Send Me No Flowers Blu-ray Movie, Audio Quality  3.5 of 5

Send Me No Flowers features a DTS-HD Master Audio 2.0 mono track which may not set audiophile hearts on fire, but which doesn't have the occasional anomalies that hampered the track on Lover Come Back. I'm about to go all music geek on you, so forewarned is forearmed. The title tune of this film was written by a certain team named Burt Bacharach and Hal David, with Doris Day double tracked in the fashion that Andy Williams had recently made immensely popular with his similarly multitracked vocals on "Can't Get Used to Losing You." Only here's the thing—pay attention to the credits, with an understanding that things like font size and order are worked out in great detail through contract negotiations. What's interesting about this (at least for music geeks) is that Hal David gets first billing, and in a larger font (and with all capital letters), while Burt is relegated to second billing and in a noticeably smaller typeface. It means nothing, of course, but it piqued my interest, as things like this tend to do. Doris doesn't sound particularly at ease finessing the shorter, assymetrical phrases that Bacharach prefers, but the music sounds fine throughout this presentation in terms of fidelity. Dialogue is rendered cleanly and clearly and there's no real damage of any import to cause concern.

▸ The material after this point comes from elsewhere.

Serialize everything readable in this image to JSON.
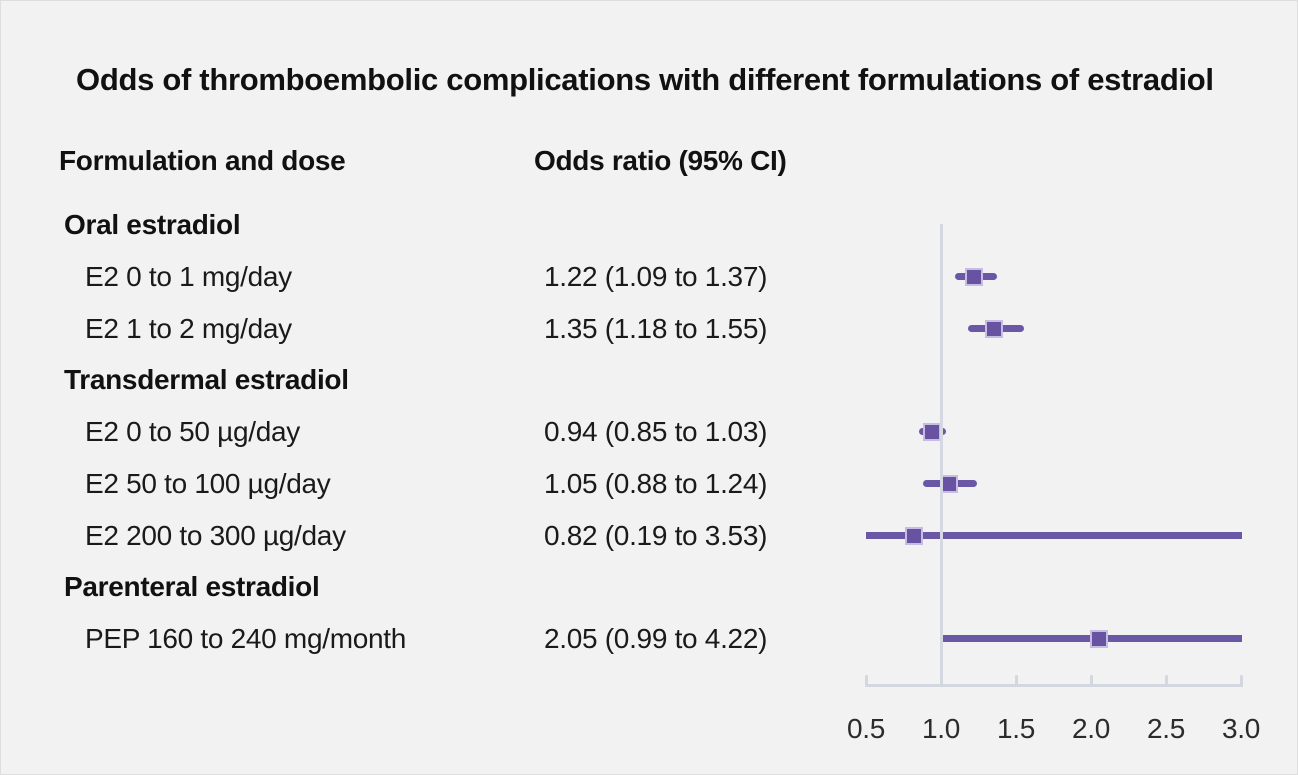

Send Me No Flowers Blu-ray Movie, Special Features and Extras  0.5 of 5

  • Theatrical Trailer (480i; 1:59)

  • Note: This is an "old school" Universal disc which boots right to the film. The "menu" (such as it is) is accessed with the Pop Up Menu button on your remote.


Send Me No Flowers Blu-ray Movie, Overall Score and Recommendation  3.0 of 5

Send Me No Flowers has a few laughs along the way, but it's probably the least consistently funny film that Day and Hudson made together. Video quality is the most lackluster of the three films included in the Day-Hudson set, though audio quality is fine. With caveats noted, Send Me No Flowers comes Recommended.